Printing inks: “We are working on PTFE-free wax additives”

Due to current regulations, ink formulators and manufacturers need to adapt their ink technologies to be compliant, says Dr Gehan Eltanany, Technical Marketing Manager Performance Coatings at Lubrizol Advanced Materials.

Dr Gehan Eltanany is a Technical Marketing Manager Performance Coatings at Lubrizol Advanced Materials.

Why are you looking for alternatives to PTFE in inks? What are the regulatory requirements? Dr Gehan Eltanany: Regulatory measures targeting specific types of per- and polyfluoroalkyl substances (PFAS) have been in place for years, with some measures restricting certain PFAS down to parts per billion (ppb) levels. One example that impacts PTFE is the recent REACH Regulation (EC) No. 1907/2006, on Per-Fluoro-Octanoic-Acid (PFOA) and its salts as persistent organic pollutants (POPs). The restriction on PFOA has impacted the use of certain types of PTFE due to common production processes that utilise irradiation. The irradiation process that is used to create low molecular weight PTFE, often required for the inks industry, is known to generate PFOA as a byproduct. Traditional processes are known to generate PFOA in the range of parts per million.
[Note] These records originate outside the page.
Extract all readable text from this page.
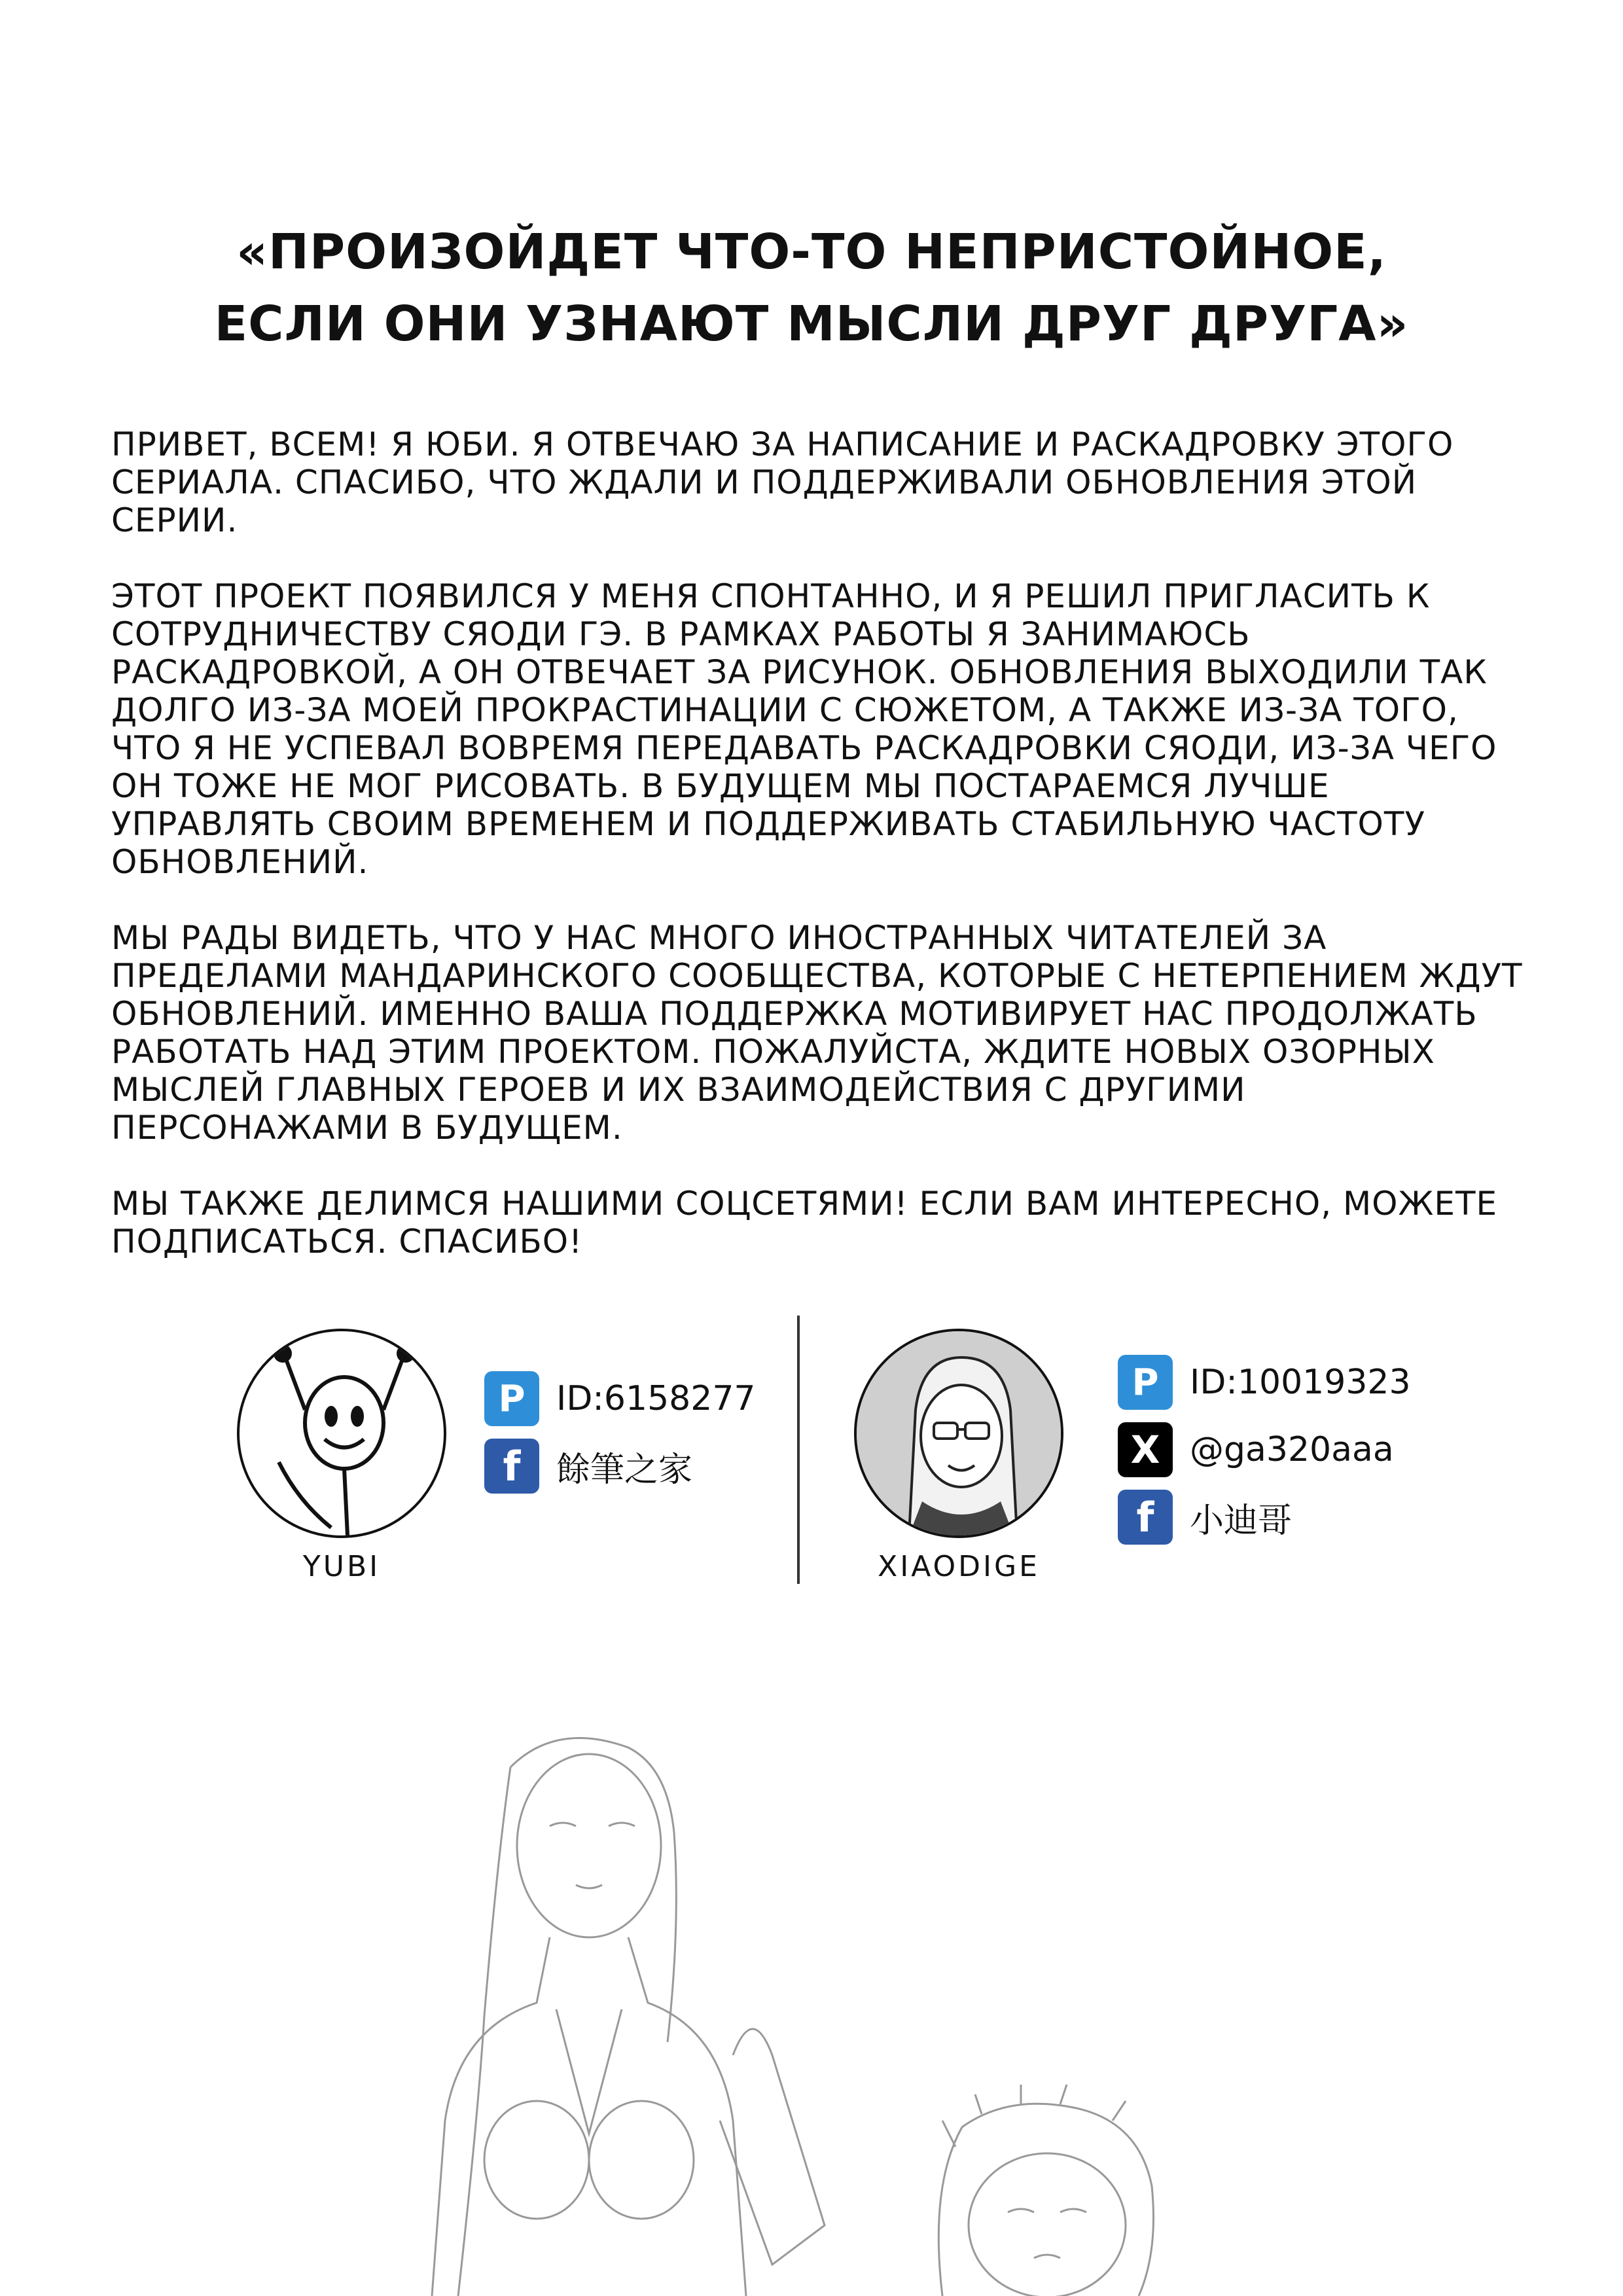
«ПРОИЗОЙДЕТ ЧТО-ТО НЕПРИСТОЙНОЕ,
ЕСЛИ ОНИ УЗНАЮТ МЫСЛИ ДРУГ ДРУГА»

ПРИВЕТ, ВСЕМ! Я ЮБИ. Я ОТВЕЧАЮ ЗА НАПИСАНИЕ И РАСКАДРОВКУ ЭТОГО СЕРИАЛА. СПАСИБО, ЧТО ЖДАЛИ И ПОДДЕРЖИВАЛИ ОБНОВЛЕНИЯ ЭТОЙ СЕРИИ.

ЭТОТ ПРОЕКТ ПОЯВИЛСЯ У МЕНЯ СПОНТАННО, И Я РЕШИЛ ПРИГЛАСИТЬ К СОТРУДНИЧЕСТВУ СЯОДИ ГЭ. В РАМКАХ РАБОТЫ Я ЗАНИМАЮСЬ РАСКАДРОВКОЙ, А ОН ОТВЕЧАЕТ ЗА РИСУНОК. ОБНОВЛЕНИЯ ВЫХОДИЛИ ТАК ДОЛГО ИЗ-ЗА МОЕЙ ПРОКРАСТИНАЦИИ С СЮЖЕТОМ, А ТАКЖЕ ИЗ-ЗА ТОГО, ЧТО Я НЕ УСПЕВАЛ ВОВРЕМЯ ПЕРЕДАВАТЬ РАСКАДРОВКИ СЯОДИ, ИЗ-ЗА ЧЕГО ОН ТОЖЕ НЕ МОГ РИСОВАТЬ. В БУДУЩЕМ МЫ ПОСТАРАЕМСЯ ЛУЧШЕ УПРАВЛЯТЬ СВОИМ ВРЕМЕНЕМ И ПОДДЕРЖИВАТЬ СТАБИЛЬНУЮ ЧАСТОТУ ОБНОВЛЕНИЙ.

МЫ РАДЫ ВИДЕТЬ, ЧТО У НАС МНОГО ИНОСТРАННЫХ ЧИТАТЕЛЕЙ ЗА ПРЕДЕЛАМИ МАНДАРИНСКОГО СООБЩЕСТВА, КОТОРЫЕ С НЕТЕРПЕНИЕМ ЖДУТ ОБНОВЛЕНИЙ. ИМЕННО ВАША ПОДДЕРЖКА МОТИВИРУЕТ НАС ПРОДОЛЖАТЬ РАБОТАТЬ НАД ЭТИМ ПРОЕКТОМ. ПОЖАЛУЙСТА, ЖДИТЕ НОВЫХ ОЗОРНЫХ МЫСЛЕЙ ГЛАВНЫХ ГЕРОЕВ И ИХ ВЗАИМОДЕЙСТВИЯ С ДРУГИМИ ПЕРСОНАЖАМИ В БУДУЩЕМ.

МЫ ТАКЖЕ ДЕЛИМСЯ НАШИМИ СОЦСЕТЯМИ! ЕСЛИ ВАМ ИНТЕРЕСНО, МОЖЕТЕ ПОДПИСАТЬСЯ. СПАСИБО!

YUBI
P ID:6158277
f	餘筆之家
XIAODIGE
P ID:10019323
X @ga320aaa
f	小迪哥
Within this new regulatory environment, ink formulators and manufacturers need to be prepared to adapt their ink technologies to be compliant. Specifically, the need for PFOA compliance (i.e., levels below limits specified in the EU regulation), PTFE or PTFE-free alternatives have been greatly expedited. Therefore, traditional PTFE will need to be replaced with low-PFOA containing PTFE or PTFE-free alternatives using new low-PFOA PVDF or PVDF-free resins.

What alternatives to PTFE are you working on, and what are their benefits and challenges?

Eltanany: PTFE-based wax additives are common fluoropolymers used in a wide range of industries for their many desirable properties, including exceptional chemical resistance, low coefficient of friction, and enhanced surface durability. These properties make them especially useful in printing inks.  We are working on PTFE-free wax additives. PTFE-free wax additives have been developed using new and alternative raw materials that exhibit similar functional performance as PTFE-based options.

For example, PTFE-free wax additives offer number of benefits, such as rub resistance and slip, when used as a replacement for waxes containing PTFE. Additionally, these additives are suitable for aqueous, solvent-based and 100 % UV ink systems. When these waxes are incorporated into an ink formulation, it not only improves gloss retention, but also reduces coefficient of friction and increases the rub resistance.  The New Lubrizol technology serves as a viable alternative to PTFE. These PTFE-free formulations deliver similar properties to PTFE-containing. 

In addition to identifying replacements for PTFE, our approach to solving the PTFE replacement challenge is to work closely with customers to identify specific performance requirements and creating products that have these specific characteristics.

Do you expect further regulatory restrictions regarding printing inks in the near future?

Eltanany: The chemical regulatory environment is constantly evolving (e.g., emerging chemical control laws, restrictions on use, classification and labelling). One activity that is expected to increase in the near future is restricting groups of chemistry at once. Per- and polyfluoroalkyl substances (PFAS) are a good example. As discussed above, regulatory measures are already in place for specific PFAS that exhibit persistence in the environment and human body and other health hazards. 

Regulators/NGOs/Companies across the globe have since shifted their focus to the broader chemical class. The definition of PFAS in scope of recent, and near term, regulatory action can be different depending on the region, however, most proposals aim to encompass all chemistry with a fully fluorinated carbon atom. Most pressing is the European proposal recently submitted to ECHA that seeks to restrict PFAS under EU REACH Annex XVII. ECHA has published the detailed proposal on 7 February 2023.